Non si è fatta attendere la risposta di Csa, Cgil, Cisl e Uil. “Occorre fare chiarezza a beneficio dei lavoratori – spiega Angiolino Liguori, affiancato da Mauro Catella, Mirella Palermo e Giuseppe Fedele –. Quello che diciamo è riportato nei verbali della delegazione trattante, noi non diciamo menzogne. Abbiamo il diritto e il dovere di far applicare il contratto nazionale di lavoro che abbiamo firmato e che prevede l’indennità di funzione. Noi abbiamo messo a punto il regolamento, senza impegnare nemmeno un centesimo finché non saranno i lavoratori a dircelo”.

“Non è vero che non abbiamo coinvolto i lavoratori – aggiunge Catella –. Ogni anno chiediamo loro quanto prevedere per ogni singola voce o indennità a seconda di quelle che, secondo loro, sono le priorità.
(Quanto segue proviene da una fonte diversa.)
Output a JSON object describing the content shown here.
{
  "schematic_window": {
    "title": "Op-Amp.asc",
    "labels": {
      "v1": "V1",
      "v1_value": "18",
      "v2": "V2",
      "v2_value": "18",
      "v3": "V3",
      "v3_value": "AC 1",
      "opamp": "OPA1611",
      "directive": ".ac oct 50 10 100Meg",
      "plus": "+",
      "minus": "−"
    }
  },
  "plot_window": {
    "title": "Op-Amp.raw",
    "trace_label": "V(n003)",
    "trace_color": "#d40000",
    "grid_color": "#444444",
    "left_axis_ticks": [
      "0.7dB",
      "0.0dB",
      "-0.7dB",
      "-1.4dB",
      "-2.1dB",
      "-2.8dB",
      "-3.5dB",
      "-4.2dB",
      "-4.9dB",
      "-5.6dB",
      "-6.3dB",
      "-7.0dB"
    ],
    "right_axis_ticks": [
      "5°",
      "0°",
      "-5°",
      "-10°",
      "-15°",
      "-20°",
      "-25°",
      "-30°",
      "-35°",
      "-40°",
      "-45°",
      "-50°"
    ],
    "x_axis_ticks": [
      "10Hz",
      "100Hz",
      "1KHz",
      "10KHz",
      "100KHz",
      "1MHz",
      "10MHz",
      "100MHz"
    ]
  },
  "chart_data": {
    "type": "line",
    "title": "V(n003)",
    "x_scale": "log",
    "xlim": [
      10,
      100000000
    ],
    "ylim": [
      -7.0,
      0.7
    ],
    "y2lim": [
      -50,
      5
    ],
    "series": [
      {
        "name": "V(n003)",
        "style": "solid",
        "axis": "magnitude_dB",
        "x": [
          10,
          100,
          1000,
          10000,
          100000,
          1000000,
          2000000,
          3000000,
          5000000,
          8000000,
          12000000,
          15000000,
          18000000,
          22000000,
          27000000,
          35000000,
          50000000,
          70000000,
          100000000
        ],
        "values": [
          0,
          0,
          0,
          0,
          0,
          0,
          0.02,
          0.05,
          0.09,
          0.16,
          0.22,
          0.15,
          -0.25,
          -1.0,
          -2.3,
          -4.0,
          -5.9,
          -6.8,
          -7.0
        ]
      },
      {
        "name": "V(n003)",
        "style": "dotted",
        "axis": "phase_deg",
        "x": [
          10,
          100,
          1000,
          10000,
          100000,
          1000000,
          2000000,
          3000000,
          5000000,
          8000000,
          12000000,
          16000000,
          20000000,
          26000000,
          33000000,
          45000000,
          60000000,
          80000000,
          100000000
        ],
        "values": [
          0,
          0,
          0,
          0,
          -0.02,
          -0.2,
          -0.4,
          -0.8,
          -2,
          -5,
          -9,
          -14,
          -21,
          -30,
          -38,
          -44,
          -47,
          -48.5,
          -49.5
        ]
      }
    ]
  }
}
Il coinvolgimento dei dipendenti è scontato, ma noi abbiamo il ruolo di definire le regole”.
“Tra l’ipotesi messa per iscritto e la sottoscrizione definitiva dell’accordo c’è sempre il coinvolgimento dei lavoratori”, rimarca Palermo.
E ancora: “Dal fondo non prenderemo un centesimo senza il mandato dell’assemblea”, assicura Liguori.

Dal fronte del sindacato Adl, che insieme al Cub aveva sollevato la questione, Fausto Sartorato ribadisce le sue perplessità: “Pubblicheremo sulle bacheche i verbali delle riunioni, così i lavoratori potranno giudicare le diverse posizioni. L’assemblea doveva essere fatta prima della delegazione trattante inizialmente prevista per il 30 settembre”.

Assemblea che, nel frattempo, è stata rinviata. A tal proposito, interviene Liguori: “Credo e spero che si tratti di un contrattempo, perché sia chiaro che non deve cambiare una virgola rispetto a quanto stabilito al termine di tre mesi di trattative. Così non fosse, non solo non firmeremo l’accordo, ma decideremo insieme quali vie intraprendere”.